Henrike war gerührt darüber, zu welchen Kompromissen und persönlichen Einschränkungen ihr Sohn bereit war, nur um sich nicht von seinem geliebten Pferd trennen zu müssen. Es tat ihr in der Seele weh, ihm keine Hoffnungen machen zu können.

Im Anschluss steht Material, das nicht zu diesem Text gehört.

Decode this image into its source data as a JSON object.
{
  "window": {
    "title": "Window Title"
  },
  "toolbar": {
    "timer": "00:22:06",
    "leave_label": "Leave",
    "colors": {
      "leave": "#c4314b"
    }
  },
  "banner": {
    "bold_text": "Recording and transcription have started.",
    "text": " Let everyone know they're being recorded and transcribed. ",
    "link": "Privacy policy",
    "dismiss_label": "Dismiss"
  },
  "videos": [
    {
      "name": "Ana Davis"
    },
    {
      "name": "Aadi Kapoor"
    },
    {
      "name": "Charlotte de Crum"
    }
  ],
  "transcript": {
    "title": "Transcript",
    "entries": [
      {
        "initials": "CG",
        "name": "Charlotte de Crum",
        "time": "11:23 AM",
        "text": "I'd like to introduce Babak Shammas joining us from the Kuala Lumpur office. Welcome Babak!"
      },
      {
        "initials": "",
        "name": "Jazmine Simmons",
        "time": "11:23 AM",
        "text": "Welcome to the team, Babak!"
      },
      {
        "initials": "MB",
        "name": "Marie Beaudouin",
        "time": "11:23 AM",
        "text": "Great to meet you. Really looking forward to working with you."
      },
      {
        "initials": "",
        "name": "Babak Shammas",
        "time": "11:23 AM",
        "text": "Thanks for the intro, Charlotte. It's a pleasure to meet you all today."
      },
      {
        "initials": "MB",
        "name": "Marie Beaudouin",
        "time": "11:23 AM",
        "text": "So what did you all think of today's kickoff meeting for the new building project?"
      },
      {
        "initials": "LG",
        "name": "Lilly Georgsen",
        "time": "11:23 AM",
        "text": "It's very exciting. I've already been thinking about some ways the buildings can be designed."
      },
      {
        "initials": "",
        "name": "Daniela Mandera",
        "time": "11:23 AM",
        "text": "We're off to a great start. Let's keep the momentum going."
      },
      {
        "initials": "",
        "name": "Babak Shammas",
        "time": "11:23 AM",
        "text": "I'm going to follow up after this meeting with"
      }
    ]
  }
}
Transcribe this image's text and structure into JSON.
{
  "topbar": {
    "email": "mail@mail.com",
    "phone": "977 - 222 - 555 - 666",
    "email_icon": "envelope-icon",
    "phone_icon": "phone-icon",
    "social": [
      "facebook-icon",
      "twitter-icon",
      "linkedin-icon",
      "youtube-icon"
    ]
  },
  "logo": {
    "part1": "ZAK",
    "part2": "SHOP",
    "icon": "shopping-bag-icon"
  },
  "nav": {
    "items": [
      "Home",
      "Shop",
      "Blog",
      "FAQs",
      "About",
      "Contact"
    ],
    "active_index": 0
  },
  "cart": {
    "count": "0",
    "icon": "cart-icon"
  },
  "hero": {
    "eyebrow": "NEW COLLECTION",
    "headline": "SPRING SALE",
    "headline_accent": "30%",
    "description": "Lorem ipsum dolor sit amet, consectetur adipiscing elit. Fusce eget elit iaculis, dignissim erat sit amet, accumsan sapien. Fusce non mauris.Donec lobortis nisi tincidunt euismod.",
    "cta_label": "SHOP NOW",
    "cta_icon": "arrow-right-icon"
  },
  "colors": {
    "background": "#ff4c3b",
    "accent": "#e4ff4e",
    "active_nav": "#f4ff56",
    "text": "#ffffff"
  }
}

»Diese Idee hatte ich auch schon«, erklärte sie. »Deshalb habe ich nach einem kleinen Haus gesucht und sogar Wohnungsangebote genau unter die Lupe genommen. Es müsste ja nicht unbedingt ein Haus sein. In einer Wohnung könnte es uns auch gefallen. Aber es werden nicht viele Wohnungen verkauft und wenn, dann sind sie unverhältnismäßig teuer. Die Preise sind in den letzten Jahren stark angestiegen. Die Häuser, die zum Verkauf stehen, passen leider nicht zu uns. Die meisten sind noch größer als unser Haus und deshalb auch wesentlich teurer. Tatsächlich gibt es ein paar wenige kleine Häuschen. Aber die sind alle sehr alt und müssen grundlegend saniert werden. Das kostet unglaublich viel Geld. Der Plan, in ein anderes Haus zu ziehen und dadurch Geld zu sparen, funktioniert leider nicht. Aber wir brauchen ein Dach über dem Kopf. Also bleiben wir hier und müssen unsere finanziellen Probleme anders lösen.«

»Aber doch nicht, indem wir Sancho verkaufen«, begehrte Florian auf. »Es muss einfach einen anderen Weg geben. Ich will Sancho nicht verlieren.«

»Ich auch nicht«, versicherte Henrike. »Aber wir haben keine andere Wahl. Das musst du einsehen, auch wenn es sehr schwer ist. Natürlich achten wir beide darauf, dass Sancho in gute Hände kommt. Wir verkaufen ihn nicht einfach an jemanden, nur weil der einen guten Preis bietet. Sanchos neuer Besitzer muss ein Mensch sein, bei dem wir sicher sind, dass er immer gut mit dem Pferd umgeht. Mit ein bisschen Glück bleibt Sancho in Zukunft weiterhin im Reitstall. Dann darfst du ihn vielleicht ab und zu besuchen und kannst ihn auf deinem Schulweg sogar auf der Weide stehen sehen. Ist das nicht ein Trost für dich?«

Florian schüttelte den Kopf. »Nein, das ist überhaupt kein Trost. Er gehört dann ja nicht mehr mir und darf irgendwie nicht mehr mein Freund sein. Ich sehe ja ein, dass du große Geldprobleme hast. Eigentlich haben wir die beide, weil wir eine Familie sind. Aber dass wir Sancho deswegen verkaufen sollen, will ich nicht begreifen.«

Henrike sah, wie ihrem Sohn Tränen über die Wangen rannen, und nahm den verzweifelten Jungen in ihre Arme. Wortlos wiegte sie ihn wie ein Baby. Ihr war selbst zum Weinen zumute. Auch wenn sie keine Reiterin war, hatte sie den braven und immer zuverlässigen Wallach von Herzen gern. Aber sie konnte ihn sich eben nicht mehr länger leisten.

*

Vor wenigen Wochen hatte Florian einen Artikel in der Tageszeitung gelesen. Da war die Rede von einem Kinderheim, das in dem nicht weit entfernten beschaulichen Örtchen Wildmoos lag. Sophienlust hieß dieses Kinderheim, in dem es auch zahlreiche Tiere gab, mit denen sich die Kinder beschäftigen konnten. Eine Dogge namens Anglos gehörte ebenso dazu wie ein Bernhardiner, der auf den Namen Barri hörte. Im Wintergarten lebte der Papagei Habakuk, der als Sprachgenie galt. Aber es gab auch Pferde und Ponys, die zum Kinderheim gehörten und laut Zeitungsartikel ein wundervolles Leben führten.